What happened
While operating in visual meteorological conditions above a cloud layer, the pilot was established on the localizer portion of an instrument landing system approach. During the approach, the pilot was positioned outside the final approach fix. An air traffic controller issued a series of vectors that directed the aircraft away from the localizer course. These instructions included a 90-degree turn to the left, a descent, and a subsequent 180-degree right turn intended to bring the aircraft back toward the localizer.
As the aircraft performed the right-hand turn and descent, the pilot entered cloud cover. During this maneuver, the aircraft continued to turn with an increasing bank angle, eventually resulting in a ground impact.
Findings
Investigations into the accident identified several contributing factors. The transition from visual flight to instrument conditions, occurring simultaneously with descending turns, created an environment highly conducive to spatial disorientation.
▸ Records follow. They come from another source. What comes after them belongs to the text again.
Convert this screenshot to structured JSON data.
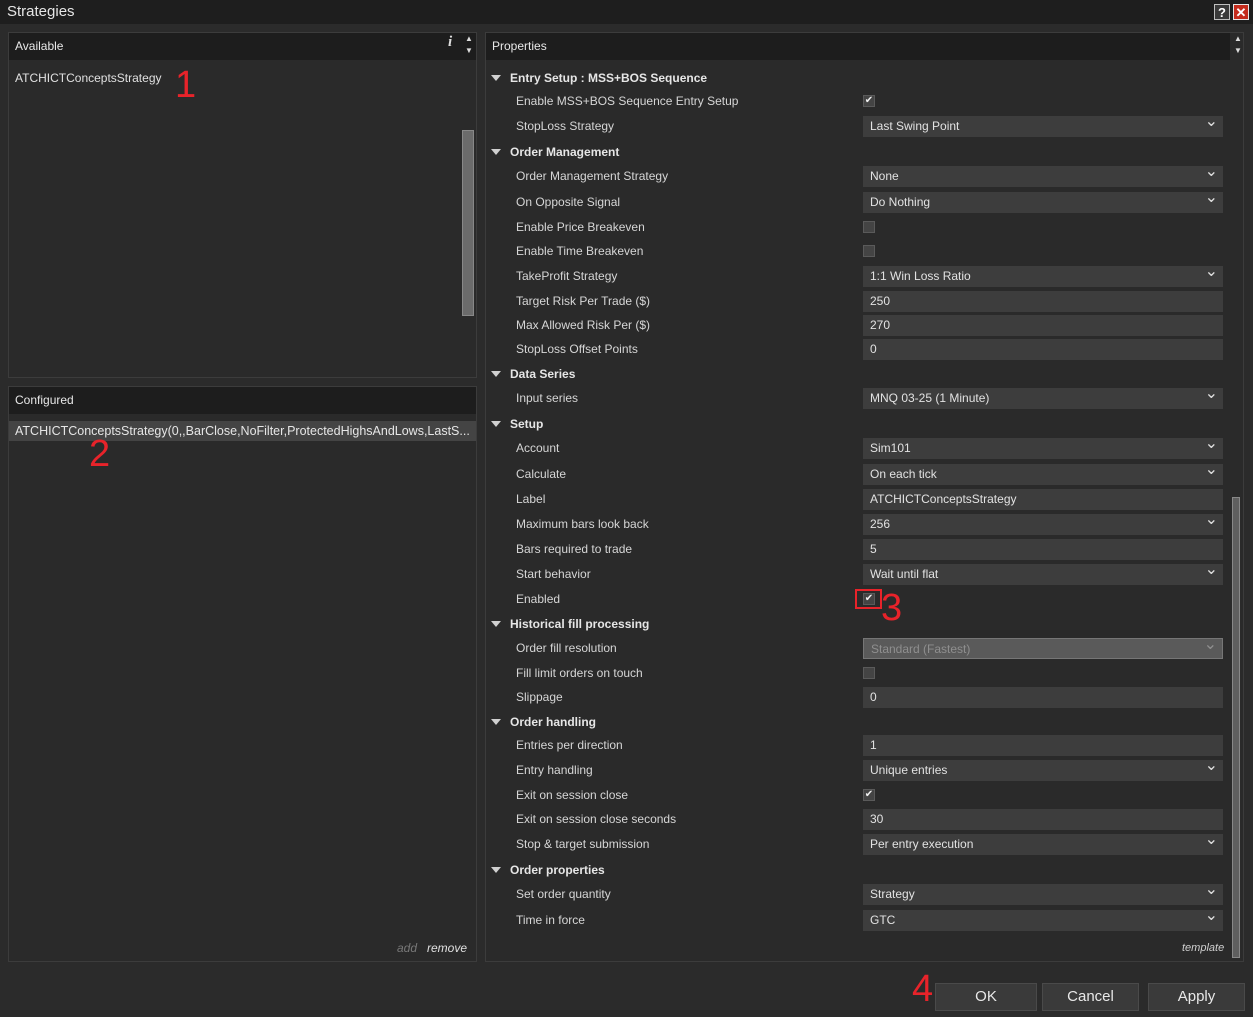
{
  "window": {
    "title": "Strategies",
    "help_label": "?",
    "close_label": "✕"
  },
  "available": {
    "header": "Available",
    "info_label": "i",
    "items": [
      "ATCHICTConceptsStrategy"
    ]
  },
  "configured": {
    "header": "Configured",
    "items": [
      "ATCHICTConceptsStrategy(0,,BarClose,NoFilter,ProtectedHighsAndLows,LastS..."
    ],
    "add_label": "add",
    "remove_label": "remove"
  },
  "properties": {
    "header": "Properties",
    "template_label": "template",
    "categories": [
      {
        "label": "Entry Setup : MSS+BOS Sequence"
      },
      {
        "label": "Order Management"
      },
      {
        "label": "Data Series"
      },
      {
        "label": "Setup"
      },
      {
        "label": "Historical fill processing"
      },
      {
        "label": "Order handling"
      },
      {
        "label": "Order properties"
      }
    ],
    "rows": [
      {
        "label": "Enable MSS+BOS Sequence Entry Setup",
        "type": "checkbox",
        "checked": true
      },
      {
        "label": "StopLoss Strategy",
        "type": "select",
        "value": "Last Swing Point"
      },
      {
        "label": "Order Management Strategy",
        "type": "select",
        "value": "None"
      },
      {
        "label": "On Opposite Signal",
        "type": "select",
        "value": "Do Nothing"
      },
      {
        "label": "Enable Price Breakeven",
        "type": "checkbox",
        "checked": false
      },
      {
        "label": "Enable Time Breakeven",
        "type": "checkbox",
        "checked": false
      },
      {
        "label": "TakeProfit Strategy",
        "type": "select",
        "value": "1:1 Win Loss Ratio"
      },
      {
        "label": "Target Risk Per Trade ($)",
        "type": "text",
        "value": "250"
      },
      {
        "label": "Max Allowed Risk Per ($)",
        "type": "text",
        "value": "270"
      },
      {
        "label": "StopLoss Offset Points",
        "type": "text",
        "value": "0"
      },
      {
        "label": "Input series",
        "type": "select",
        "value": "MNQ 03-25 (1 Minute)"
      },
      {
        "label": "Account",
        "type": "select",
        "value": "Sim101"
      },
      {
        "label": "Calculate",
        "type": "select",
        "value": "On each tick"
      },
      {
        "label": "Label",
        "type": "text",
        "value": "ATCHICTConceptsStrategy"
      },
      {
        "label": "Maximum bars look back",
        "type": "select",
        "value": "256"
      },
      {
        "label": "Bars required to trade",
        "type": "text",
        "value": "5"
      },
      {
        "label": "Start behavior",
        "type": "select",
        "value": "Wait until flat"
      },
      {
        "label": "Enabled",
        "type": "checkbox",
        "checked": true
      },
      {
        "label": "Order fill resolution",
        "type": "select",
        "value": "Standard (Fastest)",
        "disabled": true
      },
      {
        "label": "Fill limit orders on touch",
        "type": "checkbox",
        "checked": false
      },
      {
        "label": "Slippage",
        "type": "text",
        "value": "0"
      },
      {
        "label": "Entries per direction",
        "type": "text",
        "value": "1"
      },
      {
        "label": "Entry handling",
        "type": "select",
        "value": "Unique entries"
      },
      {
        "label": "Exit on session close",
        "type": "checkbox",
        "checked": true
      },
      {
        "label": "Exit on session close seconds",
        "type": "text",
        "value": "30"
      },
      {
        "label": "Stop & target submission",
        "type": "select",
        "value": "Per entry execution"
      },
      {
        "label": "Set order quantity",
        "type": "select",
        "value": "Strategy"
      },
      {
        "label": "Time in force",
        "type": "select",
        "value": "GTC"
      }
    ]
  },
  "buttons": {
    "ok": "OK",
    "cancel": "Cancel",
    "apply": "Apply"
  },
  "markers": [
    "1",
    "2",
    "3",
    "4"
  ],
  "icons": {
    "checkmark": "✔",
    "chevron": "chevron-down-icon",
    "collapse": "triangle-down-icon"
  },
  "colors": {
    "background": "#2b2b2b",
    "header": "#1d1d1d",
    "field": "#3d3d3d",
    "marker": "#e8232a",
    "close": "#c42b1c"
  }
}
The instructions provided by air traffic control involved rapid and large-magnitude heading changes which, when paired with the descent clearance, likely exacerbated the pilot's loss of orientation.
Additionally, toxicological analysis of the pilot revealed the presence of diphenhydramine. While the specific impact of this medication at the time of the event could not be definitively measured, the drug is known to potentially impair physical and mental functions and may have played a role in the development of the pilot's spatial disorientation.